Part of the debate – in the Senedd at 4:57 pm on 7 February 2017.
Yes, well, I will come on to this in a moment in this speech. How on earth could moving to WTO rules from single market rules, where there would be an average tariff of less than 3.5 per cent, possibly produce a fall in the size of our national income by 10 per cent, given that our total exports to the EU are only 12 per cent of gross domestic product? This is absolutely economically illiterate, and the vacuity of this document is really beyond description. The idea that this is a plan, as the honourable lady says, is just absurd. Might I remind her that the Government has set out its broad negotiating position, and as the great German military strategist Helmut von Moltke once pointed out,
‘Kein Plan überlebt die erste Feindberührung’.
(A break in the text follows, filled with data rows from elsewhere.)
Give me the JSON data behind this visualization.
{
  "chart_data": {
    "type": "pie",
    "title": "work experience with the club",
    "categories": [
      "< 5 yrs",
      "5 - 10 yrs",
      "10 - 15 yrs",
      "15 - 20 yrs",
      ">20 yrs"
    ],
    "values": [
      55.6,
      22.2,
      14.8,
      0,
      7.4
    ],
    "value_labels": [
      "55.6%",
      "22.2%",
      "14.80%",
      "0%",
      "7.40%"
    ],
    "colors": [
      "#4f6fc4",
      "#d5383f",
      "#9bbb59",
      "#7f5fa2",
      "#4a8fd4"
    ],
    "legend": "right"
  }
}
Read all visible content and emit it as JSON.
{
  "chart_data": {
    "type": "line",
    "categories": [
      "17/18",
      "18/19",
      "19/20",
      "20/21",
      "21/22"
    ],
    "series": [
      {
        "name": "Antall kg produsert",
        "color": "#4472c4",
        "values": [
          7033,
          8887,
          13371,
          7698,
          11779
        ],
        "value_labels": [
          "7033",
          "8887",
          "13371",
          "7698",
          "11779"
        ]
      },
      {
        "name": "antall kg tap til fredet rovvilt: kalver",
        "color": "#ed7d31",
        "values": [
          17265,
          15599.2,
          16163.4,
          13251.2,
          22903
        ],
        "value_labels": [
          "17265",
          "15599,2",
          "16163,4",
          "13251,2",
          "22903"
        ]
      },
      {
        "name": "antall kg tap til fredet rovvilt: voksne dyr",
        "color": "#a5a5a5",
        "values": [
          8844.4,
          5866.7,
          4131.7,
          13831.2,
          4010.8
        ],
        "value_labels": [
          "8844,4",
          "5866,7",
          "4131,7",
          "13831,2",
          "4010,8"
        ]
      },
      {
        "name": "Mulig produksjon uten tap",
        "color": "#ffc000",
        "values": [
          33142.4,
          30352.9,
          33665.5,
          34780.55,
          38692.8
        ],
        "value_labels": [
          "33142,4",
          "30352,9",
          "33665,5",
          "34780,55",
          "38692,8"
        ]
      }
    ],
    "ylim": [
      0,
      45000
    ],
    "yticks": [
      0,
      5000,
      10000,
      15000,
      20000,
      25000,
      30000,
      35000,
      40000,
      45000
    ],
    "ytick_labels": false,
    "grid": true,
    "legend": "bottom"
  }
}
That shows my European credentials: ‘no battle plan survives first contact with the enemy’. So, there is no point in trying to have a meticulously thought-out plan for these negotiations. The Government’s broad position is the sensible one, which apparently there is agreement throughout this Assembly for—that what we want to achieve, in the words that the First Minister quoted, was frictionless trade between the EU: things much as they are now in terms of trade between us. It’s very much in the EU’s interest for that to happen. We had a £61 billion trade deficit with the EU in 2015. It’s massively more in their interests that in ours to preserve free trade between Britain and the rest of Europe. [Interruption.] I give way.